Une fois que tu auras vidé le Compte épargne prévu pour les études de tes gosses pour te déguis.. euh, t’équiper comme il se doit, pense aussi à casser ton PEL pour t’offrir l’indispensable montre GPS sans laquelle, franchement, à quoi bon courir ? Parce que tu ne crois quand même pas que tu vas courir pour rien, comme ça, pour le plaisir, librement ? Eh oh, c’est pas l’âge de pierre, tu ne cours pas après le gibier pour nourrir ta tribu ! Tu cours pour une raison VALABLE : être en forme ? Non. Perdre du poids ? Non plus. Partager ta passion avec ton conjoint (Eh, tu nous la fais pas, on t’a vu soupirer bruyamment de désespoir car ta chère et tendre court 5km au rythme où toi tu en fais 12... « Hein mamour c’est trop génial qu’on court ensemble ???... )

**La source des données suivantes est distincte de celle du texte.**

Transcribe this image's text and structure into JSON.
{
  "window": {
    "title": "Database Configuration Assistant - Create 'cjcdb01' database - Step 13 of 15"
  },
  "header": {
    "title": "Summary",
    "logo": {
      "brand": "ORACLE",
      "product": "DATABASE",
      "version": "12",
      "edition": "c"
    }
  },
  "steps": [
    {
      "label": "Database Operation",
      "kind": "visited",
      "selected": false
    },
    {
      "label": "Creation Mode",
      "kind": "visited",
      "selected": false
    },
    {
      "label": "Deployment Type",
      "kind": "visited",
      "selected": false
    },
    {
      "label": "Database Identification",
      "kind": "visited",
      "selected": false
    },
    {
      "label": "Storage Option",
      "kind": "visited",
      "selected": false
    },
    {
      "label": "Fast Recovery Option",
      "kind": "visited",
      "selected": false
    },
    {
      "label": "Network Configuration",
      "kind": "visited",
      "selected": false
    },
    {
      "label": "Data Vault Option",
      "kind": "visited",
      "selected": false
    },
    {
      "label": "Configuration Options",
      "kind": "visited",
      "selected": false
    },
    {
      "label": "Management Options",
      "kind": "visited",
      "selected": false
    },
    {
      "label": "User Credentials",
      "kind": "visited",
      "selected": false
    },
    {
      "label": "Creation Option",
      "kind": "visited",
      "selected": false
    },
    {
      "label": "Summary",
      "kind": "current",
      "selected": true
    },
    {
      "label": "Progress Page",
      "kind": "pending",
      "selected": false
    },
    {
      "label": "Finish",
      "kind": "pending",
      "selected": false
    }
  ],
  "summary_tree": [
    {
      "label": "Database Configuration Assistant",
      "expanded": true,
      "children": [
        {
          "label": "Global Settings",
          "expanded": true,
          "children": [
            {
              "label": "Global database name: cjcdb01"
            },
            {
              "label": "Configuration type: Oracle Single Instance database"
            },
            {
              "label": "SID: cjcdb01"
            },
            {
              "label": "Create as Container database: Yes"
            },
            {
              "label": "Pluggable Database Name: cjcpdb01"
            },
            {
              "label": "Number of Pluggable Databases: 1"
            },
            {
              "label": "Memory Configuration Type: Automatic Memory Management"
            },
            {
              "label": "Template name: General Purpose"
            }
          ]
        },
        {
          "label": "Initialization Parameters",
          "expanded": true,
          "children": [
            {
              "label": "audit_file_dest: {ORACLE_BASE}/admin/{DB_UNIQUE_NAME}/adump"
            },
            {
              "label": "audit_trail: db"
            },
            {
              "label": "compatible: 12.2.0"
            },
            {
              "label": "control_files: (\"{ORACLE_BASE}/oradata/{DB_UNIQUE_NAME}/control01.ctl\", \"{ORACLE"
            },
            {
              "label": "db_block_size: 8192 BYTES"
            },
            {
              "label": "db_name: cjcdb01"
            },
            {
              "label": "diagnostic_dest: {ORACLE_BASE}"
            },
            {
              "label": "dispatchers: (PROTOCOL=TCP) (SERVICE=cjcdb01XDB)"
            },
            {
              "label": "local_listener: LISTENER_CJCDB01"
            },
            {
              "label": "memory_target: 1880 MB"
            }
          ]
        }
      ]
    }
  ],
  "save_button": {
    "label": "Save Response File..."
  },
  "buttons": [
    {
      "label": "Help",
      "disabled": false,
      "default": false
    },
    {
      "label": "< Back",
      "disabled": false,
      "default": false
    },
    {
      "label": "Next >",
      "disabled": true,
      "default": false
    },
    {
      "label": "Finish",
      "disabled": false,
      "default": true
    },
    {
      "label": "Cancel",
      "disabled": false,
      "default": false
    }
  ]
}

Non, si tu cours c’est pour te la RACONTER sur Instagram ! Afficher fièrement ta distance, ton allure, ton chrono, le tout encouragé par une multinationale philanthropique comme Nike dans un post bardé de 34 hashtags (#aimezmoicarjecours).
Donc, moi, c’est simple, pas de montre, pas de running. Ou alors je passe à une de mes 5 applis dédiées sur IPhone. (Toujours avoir un plan B, bon sang. Je sais que tu es trop jeune pour avoir regardé l’agence tout risques, qui est pourtant la dernière chance au dernier moment, mais j’adore quand même quand un plan se déroule sans accro).
Bref, bien équipé pour te la raconter, et nettement moins riche que quand tu te contentais de jouer à Candy Crush en mangeant tes Curlys dans ton canapé, tu seras enfin prêt à passer au stade 2. (Non, pas passer À stade 2, t’es pas Kilian Jornet, tu te calmes direct !) 
Le stade 2, le stade DOSSARD, mais ça, je te le raconterai la prochaine fois, promis.